Racial composition as of the 2020 census
| Race | Number | Percent |
|---|---|---|
| White | 87 | 71.9% |
| Black or African American | 0 | 0.0% |
| American Indian and Alaska Native | 15 | 12.4% |
| Asian | 1 | 0.8% |
| Native Hawaiian and Other Pacific Islander | 0 | 0.0% |
| Some other race | 0 | 0.0% |
| Two or more races | 18 | 14.9% |
| Hispanic or Latino (of any race) | 2 | 1.7% |

===2000 census===
As of the census of 2000, there were 206 people living in the town, in 82 households. The population density was 21.9 people per square mile (8.5/km^{2}). There were 89 housing units at an average density of 9.5 per square mile (3.7/km^{2}). The racial makeup of the town was 80.58% White, 14.56% Native American, 0.49% Asian, and 4.37% from two or more races. Hispanic or Latino of any race were 5.83% of the population.

There were 82 households, out of which 23.2% had children under the age of 18 living with them, 53.7% were married couples living together, 3.7% had a female householder with no husband present, and 31.7% were non-families. 28.0% of all households were made up of individuals, and 11.0% had someone living alone who was 65 years of age or older. The average household size was 2.51 and the average family size was 3.07.

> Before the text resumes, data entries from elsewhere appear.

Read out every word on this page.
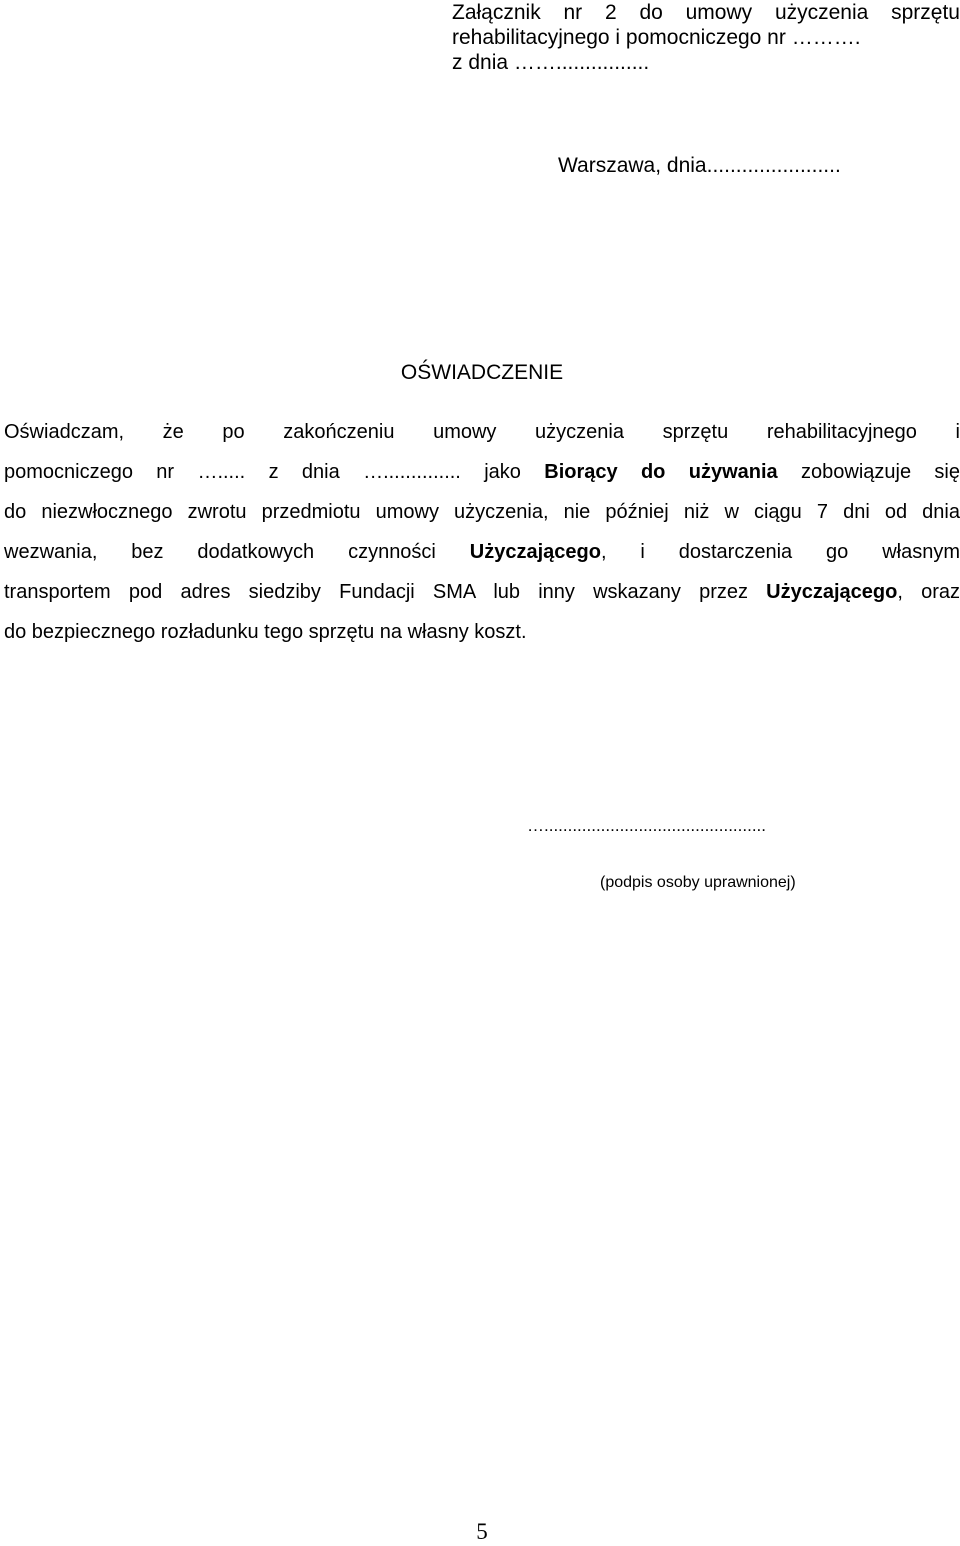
Załącznik nr 2 do umowy użyczenia sprzętu
rehabilitacyjnego i pomocniczego nr ……….
z dnia ……................
Warszawa, dnia.......................
OŚWIADCZENIE
Oświadczam, że po zakończeniu umowy użyczenia sprzętu rehabilitacyjnego i
pomocniczego nr …..... z dnia ….............. jako Biorący do używania zobowiązuje się
do niezwłocznego zwrotu przedmiotu umowy użyczenia, nie później niż w ciągu 7 dni od dnia
wezwania, bez dodatkowych czynności Użyczającego, i dostarczenia go własnym
transportem pod adres siedziby Fundacji SMA lub inny wskazany przez Użyczającego, oraz
do bezpiecznego rozładunku tego sprzętu na własny koszt.
…...............................................
(podpis osoby uprawnionej)
5
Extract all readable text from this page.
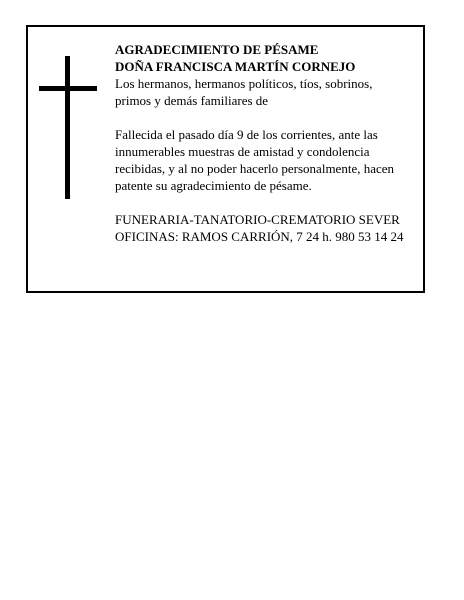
AGRADECIMIENTO DE PÉSAME
DOÑA FRANCISCA MARTÍN CORNEJO
Los hermanos, hermanos políticos, tíos, sobrinos,
primos y demás familiares de
Fallecida el pasado día 9 de los corrientes, ante las
innumerables muestras de amistad y condolencia
recibidas, y al no poder hacerlo personalmente, hacen
patente su agradecimiento de pésame.
FUNERARIA-TANATORIO-CREMATORIO SEVER
OFICINAS: RAMOS CARRIÓN, 7 24 h. 980 53 14 24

In the town, the population was spread out, with 24.8% under the age of 18, 8.3% from 18 to 24, 25.2% from 25 to 44, 28.6% from 45 to 64, and 13.1% who were 65 years of age or older. The median age was 39 years. For every 100 females, there were 106.0 males. For every 100 females aged 18 and over, there were 98.7 males.

The median income for a household in the town was $27,857, and the median income for a family was $30,625. Males had a median income of $23,438 versus $20,250 for females. The per capita income for the town was $11,740. About 21.2% of families and 26.4% of the population were below the poverty line, including 47.5% of those under the age of eighteen and none of those 65 or over.

==Education==
It is in the Konawa Public Schools school district.